Eine große gesellschaftliche Herausforderung im aktuellen, digitalen Zeitalter stellt die differenzierte Führung von zwei wichtigen Generationen dar: Die Digital Natives und die Digital Immigrants. Die Digital Immigrants sind im Gegensatz zu den Digital Natives nicht mit den digitalen Medien aufgewachsen und daher weniger digitalaffin. Diese Generation gilt als sehr anpassungsfähig und widersetzt sich Hierarchien nicht. Digital Natives hingegen, sind seit ihrer Kindheit mit digitalen Medien vertraut und gelten als digitalaffin. Arbeiten auf Augenhöhe, Partizipation, Respekt, eine ausgeprägte Feedbackkultur und die Sinnhaftigkeit der Arbeit stehen bei ihnen im Mittelpunkt (Creusen et al. 2017, S. 122-123). Außerdem messen diese einer guten Work-Life-Balance einen höheren Wert bei, sodass Arbeitskonzepte wie beispielsweise Home-Office sich als Anreiz eignen, um Digital Natives zu rekrutieren und ans Unternehmen zu binden (Capgemini 2012, S. 17). Angeknüpft an das Modell Home-Office gehört auch die virtuelle Führung zu den wandelnden Anforderungen eines Digital Leaders. Entsprechende Software-Tools sollen diese Art von Führung erleichtern, um die Aufgabenerledigung sowie Motivation der Mitarbeiter sicherzustellen (Lindner 2019, S. 33). Der Umgang mit diesen Software-Tools, erfordert insgesamt auch eine erweiterte fachliche Digitalkompetenz der Führungskraft. Im Wesentlichen soll sie ein allgemeines Verständnis für digitale Trends und Tools haben, wissen, wie und wo sie wertschöpfend im Unternehmen eingesetzt werden können, ihre Mitarbeiter in diesem Themenfeld weiterbilden und die Tools auch selber anwenden können (Dörr et al. 2018, S. 51-52).

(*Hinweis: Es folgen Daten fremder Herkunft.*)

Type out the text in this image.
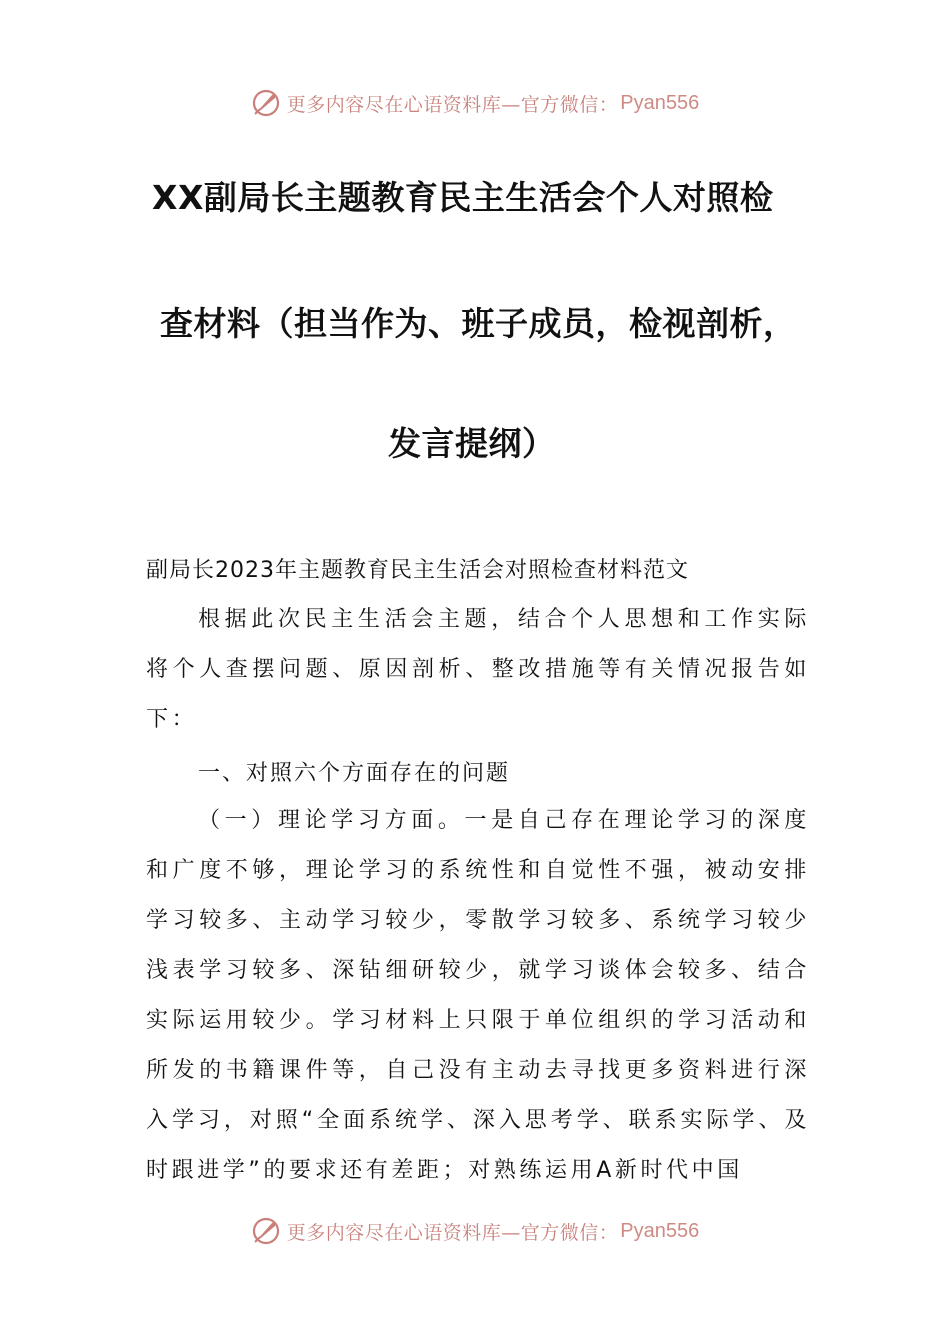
更多内容尽在心语资料库—官方微信： Pyan556
XX副局长主题教育民主生活会个人对照检
查材料（担当作为、班子成员，检视剖析，
发言提纲）
副局长2023年主题教育民主生活会对照检查材料范文
根据此次民主生活会主题，结合个人思想和工作实际将个人查摆问题、原因剖析、整改措施等有关情况报告如下：
一、对照六个方面存在的问题
（一）理论学习方面。一是自己存在理论学习的深度和广度不够，理论学习的系统性和自觉性不强，被动安排学习较多、主动学习较少，零散学习较多、系统学习较少浅表学习较多、深钻细研较少，就学习谈体会较多、结合实际运用较少。学习材料上只限于单位组织的学习活动和所发的书籍课件等，自己没有主动去寻找更多资料进行深入学习，对照“全面系统学、深入思考学、联系实际学、及时跟进学”的要求还有差距；对熟练运用A新时代中国
更多内容尽在心语资料库—官方微信： Pyan556
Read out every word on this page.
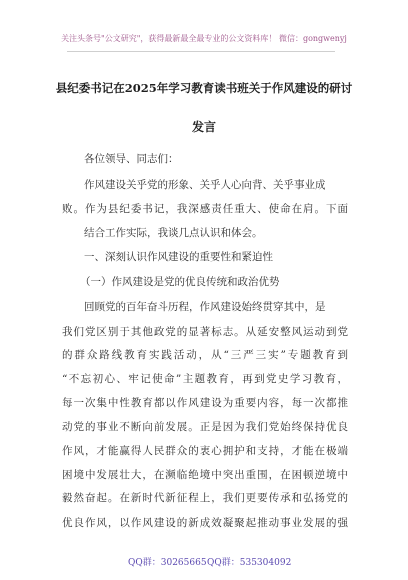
关注头条号"公文研究"，获得最新最全最专业的公文资料库！ 微信：gongwenyj
县纪委书记在2025年学习教育读书班关于作风建设的研讨
发言
各位领导、同志们：
作风建设关乎党的形象、关乎人心向背、关乎事业成
败。作为县纪委书记，我深感责任重大、使命在肩。下面
结合工作实际，我谈几点认识和体会。
一、深刻认识作风建设的重要性和紧迫性
（一）作风建设是党的优良传统和政治优势
回顾党的百年奋斗历程，作风建设始终贯穿其中，是
我们党区别于其他政党的显著标志。从延安整风运动到党
的群众路线教育实践活动，从“三严三实”专题教育到
“不忘初心、牢记使命”主题教育，再到党史学习教育，
每一次集中性教育都以作风建设为重要内容，每一次都推
动党的事业不断向前发展。正是因为我们党始终保持优良
作风，才能赢得人民群众的衷心拥护和支持，才能在极端
困境中发展壮大，在濒临绝境中突出重围，在困顿逆境中
毅然奋起。在新时代新征程上，我们更要传承和弘扬党的
优良作风，以作风建设的新成效凝聚起推动事业发展的强
QQ群：30265665 QQ群：535304092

Darüber hinaus muss die Führungskraft auch die Rolle eines Change Managers einnehmen und Veränderungsprozesse einleiten sowie die Entwicklung neuer Geschäftsideen anregen (Schaible et al. 2017, S. 6). Dies wird ebenfalls von Weiß und Wagner (2017, S. 213-215) gestützt. Führungskräfte müssen gut zuhören können und gleichzeitig nahbarer werden, sodass Mitarbeiter ein ausgeprägtes Entscheidungsrecht haben dürfen. Dies impliziert auch die Relevanz der Fähigkeit delegieren zu können und nicht mehr starr zu kontrollieren, damit sich die Mitarbeiter frei und kreativ entfalten können. Daraus folgt wiederum auch die Wichtigkeit der Unterstützung der Mitarbeiter in ihrer Talententwicklung, sodass diese durch Empathie sowie durch die Vermittlung von Wertschätzung an das Unternehmen gebunden werden. Genauso müssen Führungskräfte Innovationen fördern, indem sie eine akzeptierte Fehlerkultur vermitteln. Angestellten sollen Freiraum sowie die nötigen Kapazitäten eingeräumt werden, um Neuschöpfungen etablieren zu können.
Nach einer Studie von Hays (Elkers et al. 2017, S. 21) zählen unter anderem auch die Verkörperung der Vorbildfunktion sowie die Wahrung der Glaubwürdigkeit als Hindernisse. Dies ist essentiell, da die Führungskräfte die digitale Transformation authentisch repräsentieren sollten, um auf diese Weise auch Mitarbeiter zu motivieren, an einem gemeinsamen Ziel der Wandlung zu arbeiten.
3 Kleine und mittlere Unternehmen
Das nachfolgende Kapitel soll dem Leser eine Grundlage verschaffen, um die verschiedenen Merkmale der KMU identifizieren zu können. Insbesondere wird auf die Faktoren Führung, Organisation sowie Personal eingegangen, um diese im weiteren Verlauf zu berücksichtigen und daraus konkrete Handlungsempfehlungen ableiten zu können. Auch dieses Kapitel wird exemplarisch und ohne Anspruch auf Vollständigkeit dargestellt.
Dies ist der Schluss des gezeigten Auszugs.